若葉「え?パトロール......ですか?」


ある日の昼下がり、寺本さんの言葉に対し、そう言う僕。


松五郎「あぁ。最近、火事とかが多いだろ?だから、その防止も兼ねてパトロールをしようと思ってな」


なるほど..........確かに、この前、隣町で山火事が起こってたし.....心配になって当然だよね。


若葉「それは良いアイデアですね」

松五郎「だろう?その話をフレイナさん達にしたらな、結界を張るとか何とかって」


...........え?


若葉「結界って...........バリア的なアレですか?」

松五郎「多分、そうじゃろうな」


嘘ぉ!?


フレイナさんって、結界が張れるの!?


流石はエルフ、凄いなぁ。


松五郎「しかし.............フレイナさんが結界を張ると言い出したということは」

若葉「......何かある、ということですかね?」


普通、ただの火事対策で、結界なんて張らないし.....


若葉「ひょっとして、フレイナさんは何か知ってるんですかね?」

松五郎「かもしれんな」


だとしたら...........フレイナさんが故郷を追われたことと、何か関係があるのか?


だとしたら、色々と納得がいくな。


松五郎「どうかしたのか?」

若葉「あ、いえ、何でもないです!!」


それにしても.....結界かぁ。


そういえば、エルフの人達によれば、フレイナさんは巫女なんだっけ?


..............フレイナさんって、凄い人なんだな。


松五郎「しっかし.......まさか、隣町で山火事が起こるとはな」


最近起こった、山火事に対して、心配そうに、呟く松五郎さん。


若葉「アレって、結局放火なんですかね?」

松五郎「かもしれないな」


放火.......


松五郎「だけど、隣町の知り合い曰く.......その山火事で奇妙なことがあったらしい」

若葉「奇妙なこと?」

松五郎「あぁ。
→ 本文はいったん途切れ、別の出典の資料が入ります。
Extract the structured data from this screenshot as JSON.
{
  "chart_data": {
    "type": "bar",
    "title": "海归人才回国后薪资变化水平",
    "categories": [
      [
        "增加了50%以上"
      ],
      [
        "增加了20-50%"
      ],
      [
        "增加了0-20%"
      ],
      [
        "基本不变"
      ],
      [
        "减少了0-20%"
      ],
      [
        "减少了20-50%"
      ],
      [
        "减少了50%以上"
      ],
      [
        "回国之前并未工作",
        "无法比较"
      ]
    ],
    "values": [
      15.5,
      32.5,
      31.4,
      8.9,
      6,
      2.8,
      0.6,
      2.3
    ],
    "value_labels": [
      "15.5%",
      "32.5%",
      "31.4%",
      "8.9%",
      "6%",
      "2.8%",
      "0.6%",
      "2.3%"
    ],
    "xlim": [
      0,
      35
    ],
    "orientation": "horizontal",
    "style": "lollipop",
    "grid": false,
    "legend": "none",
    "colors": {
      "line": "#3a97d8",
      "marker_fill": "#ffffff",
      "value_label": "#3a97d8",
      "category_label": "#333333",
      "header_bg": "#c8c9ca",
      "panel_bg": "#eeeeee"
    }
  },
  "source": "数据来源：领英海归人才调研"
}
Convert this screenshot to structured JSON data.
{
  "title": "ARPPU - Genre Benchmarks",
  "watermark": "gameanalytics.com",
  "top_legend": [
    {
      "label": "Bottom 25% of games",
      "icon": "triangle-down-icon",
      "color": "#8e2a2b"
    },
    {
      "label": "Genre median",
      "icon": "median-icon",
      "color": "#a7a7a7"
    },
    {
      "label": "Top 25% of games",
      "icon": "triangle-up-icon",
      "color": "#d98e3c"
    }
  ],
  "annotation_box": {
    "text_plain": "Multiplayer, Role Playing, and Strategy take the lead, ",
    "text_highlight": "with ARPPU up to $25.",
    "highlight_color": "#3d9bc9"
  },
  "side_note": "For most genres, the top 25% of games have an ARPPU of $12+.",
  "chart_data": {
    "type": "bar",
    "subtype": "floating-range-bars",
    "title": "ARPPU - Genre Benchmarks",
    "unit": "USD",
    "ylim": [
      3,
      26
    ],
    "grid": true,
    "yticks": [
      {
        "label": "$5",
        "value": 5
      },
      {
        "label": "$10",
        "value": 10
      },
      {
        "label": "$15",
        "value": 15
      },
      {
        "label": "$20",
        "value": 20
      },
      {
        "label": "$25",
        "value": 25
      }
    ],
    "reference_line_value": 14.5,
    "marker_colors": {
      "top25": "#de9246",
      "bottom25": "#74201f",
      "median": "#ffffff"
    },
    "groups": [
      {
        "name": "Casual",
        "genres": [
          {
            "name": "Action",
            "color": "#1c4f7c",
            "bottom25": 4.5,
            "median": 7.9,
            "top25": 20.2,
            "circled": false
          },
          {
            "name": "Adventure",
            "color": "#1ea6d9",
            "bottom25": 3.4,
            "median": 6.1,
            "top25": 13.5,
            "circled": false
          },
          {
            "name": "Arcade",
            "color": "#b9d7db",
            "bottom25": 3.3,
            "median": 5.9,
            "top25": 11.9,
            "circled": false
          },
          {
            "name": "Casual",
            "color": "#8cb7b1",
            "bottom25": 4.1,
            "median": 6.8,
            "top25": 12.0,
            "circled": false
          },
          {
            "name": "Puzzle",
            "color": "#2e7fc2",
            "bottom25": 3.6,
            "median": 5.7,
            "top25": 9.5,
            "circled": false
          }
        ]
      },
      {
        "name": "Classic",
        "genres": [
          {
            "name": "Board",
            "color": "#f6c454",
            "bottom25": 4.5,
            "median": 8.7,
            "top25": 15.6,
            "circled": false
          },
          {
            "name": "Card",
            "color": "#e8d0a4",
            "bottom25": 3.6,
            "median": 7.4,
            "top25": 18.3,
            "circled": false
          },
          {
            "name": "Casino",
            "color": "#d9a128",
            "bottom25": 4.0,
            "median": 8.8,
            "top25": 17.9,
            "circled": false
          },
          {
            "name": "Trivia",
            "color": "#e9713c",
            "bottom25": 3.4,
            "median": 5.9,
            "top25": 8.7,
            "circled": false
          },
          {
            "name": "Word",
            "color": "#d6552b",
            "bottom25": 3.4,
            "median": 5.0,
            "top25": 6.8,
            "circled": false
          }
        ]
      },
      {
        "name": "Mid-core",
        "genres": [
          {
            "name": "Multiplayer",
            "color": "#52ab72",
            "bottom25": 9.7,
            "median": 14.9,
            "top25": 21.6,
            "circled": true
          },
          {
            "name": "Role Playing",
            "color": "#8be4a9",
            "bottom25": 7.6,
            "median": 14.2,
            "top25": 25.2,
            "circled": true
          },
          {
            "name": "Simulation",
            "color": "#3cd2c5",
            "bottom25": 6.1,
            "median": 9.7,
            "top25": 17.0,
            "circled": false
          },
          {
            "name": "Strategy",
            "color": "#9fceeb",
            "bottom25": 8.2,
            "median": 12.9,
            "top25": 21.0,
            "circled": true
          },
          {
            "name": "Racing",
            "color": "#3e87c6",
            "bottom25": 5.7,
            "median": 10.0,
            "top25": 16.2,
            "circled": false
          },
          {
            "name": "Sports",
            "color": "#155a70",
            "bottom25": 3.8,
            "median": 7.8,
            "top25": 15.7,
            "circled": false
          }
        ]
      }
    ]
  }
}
何でも、炎の中で人影を見たとか」

若葉「人影.....」


てことは、放火犯なのか?


松五郎「ただ.....」

若葉「ただ?」

松五郎「その人影には、ツノと尻尾らしき物があったって言ってたな」


ツノと....尻尾?


若葉「見間違い...........ですかね?」

松五郎「本人もそう信じたがってたよ」


何でだろう..........どことなく、嫌な予感がするんだが。


若葉「あ、あの!!僕もそのパトロールに参加してもいいですか!!」

松五郎「もちろん!!若い者が参加するだけでも、ワシらジジイは嬉しいもんじゃからな」


念のために、このことをフレイナさん達にも伝えようかな。